There were a grand total of five seats filled at my show last week, if you include the tech/soundboard guy. It’s damn hard doing a show for four people. Although they seemed to have a good time. Well the two previous weeks we were sold out or close to it, so I guess that’s better than four seats for 3 weeks. We just changed our show time slightly too and maybe that confused people.

I got my new 50mm 1.8 lens today and it is simply delicious. I took many shots of my Starbucks coffee foam. I can’t wait to use it for some low-light shots.

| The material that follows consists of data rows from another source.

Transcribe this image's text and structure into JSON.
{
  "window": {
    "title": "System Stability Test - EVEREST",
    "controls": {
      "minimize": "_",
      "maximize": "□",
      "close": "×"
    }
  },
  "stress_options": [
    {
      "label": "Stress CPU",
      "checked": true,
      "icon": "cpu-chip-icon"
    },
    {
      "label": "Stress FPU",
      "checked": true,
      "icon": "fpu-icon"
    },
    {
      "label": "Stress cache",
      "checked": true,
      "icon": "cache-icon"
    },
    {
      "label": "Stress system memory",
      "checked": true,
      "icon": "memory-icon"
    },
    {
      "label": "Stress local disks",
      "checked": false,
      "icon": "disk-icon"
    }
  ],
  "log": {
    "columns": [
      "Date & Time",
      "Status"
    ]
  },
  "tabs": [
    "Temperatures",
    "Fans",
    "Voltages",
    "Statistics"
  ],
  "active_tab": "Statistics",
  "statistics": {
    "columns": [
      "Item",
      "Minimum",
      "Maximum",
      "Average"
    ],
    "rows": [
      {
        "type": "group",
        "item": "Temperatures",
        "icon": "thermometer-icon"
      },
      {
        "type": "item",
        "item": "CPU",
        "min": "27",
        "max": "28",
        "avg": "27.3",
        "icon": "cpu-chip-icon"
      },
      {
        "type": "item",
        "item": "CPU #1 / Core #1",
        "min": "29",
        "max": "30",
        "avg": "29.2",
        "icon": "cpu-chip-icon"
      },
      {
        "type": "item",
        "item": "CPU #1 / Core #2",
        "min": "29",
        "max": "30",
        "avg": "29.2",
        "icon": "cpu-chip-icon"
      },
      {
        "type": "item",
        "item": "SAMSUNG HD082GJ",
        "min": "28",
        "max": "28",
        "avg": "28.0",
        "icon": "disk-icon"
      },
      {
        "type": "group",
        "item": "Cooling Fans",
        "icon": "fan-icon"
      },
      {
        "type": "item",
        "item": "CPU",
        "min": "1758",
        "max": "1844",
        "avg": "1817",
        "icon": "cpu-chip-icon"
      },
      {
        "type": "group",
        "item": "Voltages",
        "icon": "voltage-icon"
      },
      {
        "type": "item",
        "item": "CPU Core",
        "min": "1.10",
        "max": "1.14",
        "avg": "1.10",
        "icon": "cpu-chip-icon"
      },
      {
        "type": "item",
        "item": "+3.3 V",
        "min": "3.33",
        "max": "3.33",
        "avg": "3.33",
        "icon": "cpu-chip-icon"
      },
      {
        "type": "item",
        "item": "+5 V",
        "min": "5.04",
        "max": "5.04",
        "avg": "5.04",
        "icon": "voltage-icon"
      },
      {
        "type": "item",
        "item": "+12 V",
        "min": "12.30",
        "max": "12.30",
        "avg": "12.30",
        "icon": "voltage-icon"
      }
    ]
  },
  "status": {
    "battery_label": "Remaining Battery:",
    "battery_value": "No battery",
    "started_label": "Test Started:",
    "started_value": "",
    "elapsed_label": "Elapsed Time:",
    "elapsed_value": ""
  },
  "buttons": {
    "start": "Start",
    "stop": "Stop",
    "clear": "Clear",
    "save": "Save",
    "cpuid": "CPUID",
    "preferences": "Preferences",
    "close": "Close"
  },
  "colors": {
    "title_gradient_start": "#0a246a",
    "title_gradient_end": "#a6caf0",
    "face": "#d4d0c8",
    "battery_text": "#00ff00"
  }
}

Then I returned to the office and discovered that all four elevator banks were out of order. A fire alarm went off or something. And I would not choose to walk up 11 flights unless a murderer should be chasing me, so I had a little nap down in the lobby. Actually I wish they had taken longer to fix things. While I was down there, before dozing off, I was watching the TV and what should come on but some hideous plasticine’d-actor commercial for god-knows-what product. I couldn’t figure out what the hell it might be for until the words “Viva Viagra” appeared along with some pseudo Elvis singing. Well lemme tell you, if I were that guy’s wife (or neighbor, judging from the commercial–hmmm, kinky, for a pharma co.) I would not be falling all over myself to get it on with him. He looked as if he’d been dipped in caramel epoxy. I’m sure there’s something Freudian in there if you think about it. Unfortunately I can’t find the commercial on either Pfizer’s Web site or on YouTube, so you’ll have to watch out for it yourself. It’s the one where the guy keeps driving home in his boring sedan until one day when he presumably pops a few little blue pills and suddenly he’s Elvis come back from the dead, zoomin’ up in a chopper and a Hell’s Angel’s helmet. Sorry, not a turn-on.

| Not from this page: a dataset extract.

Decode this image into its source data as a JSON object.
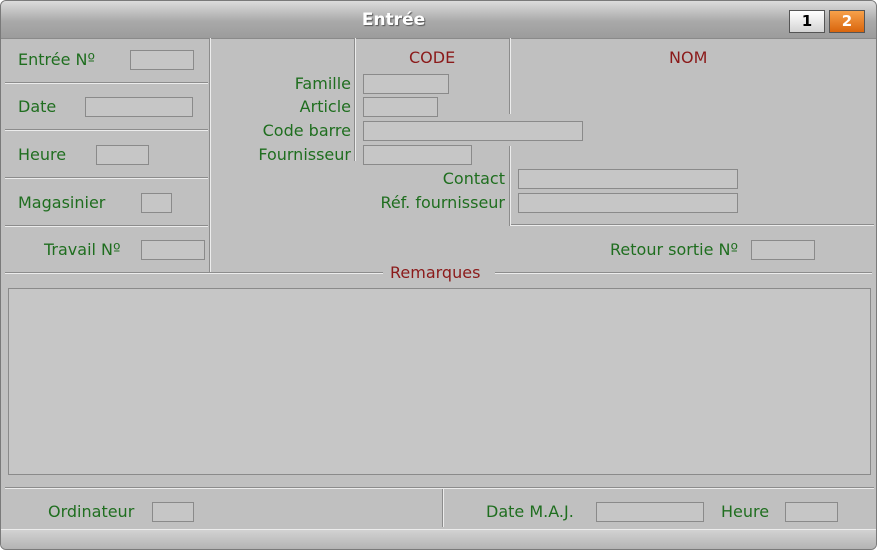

When are they going to start showing commercials for women who can’t have orgasms until they take the magic genie cure? I’ll tell you when: NEVER. It will never, ever happen; one, because there is no money in making such a pill; and two, because no matter what anyone tells you about bullshit such as “this is the Land of the Free,” this country will find a way to prevent the commercialization of women having free & enjoyable sex. We’re still Puritans deep down, or the religious right is anyway, and therefore a commercial showing women who like to have sex and want to have sex and are GOING TO HAVE SEX AS MUCH AS POSSIBLE WITH THE AID OF WHATEVER CHEMICALS THEY CAN LEGALLY GET AND HAVE PAID FOR FROM GROUP INSURANCE will never, ever air. Of course it’s okay if they DO have this kind of sex–this is 2008 after all and we’re so sophisticated now–as long as everyone pretends it’s not happening, because nice girls don’t zoom into their driveways on Harleys and sweep their neighbors off for a quick trip to nasty-ville. Therefore, such a commercial will never air. I’d take book action on that.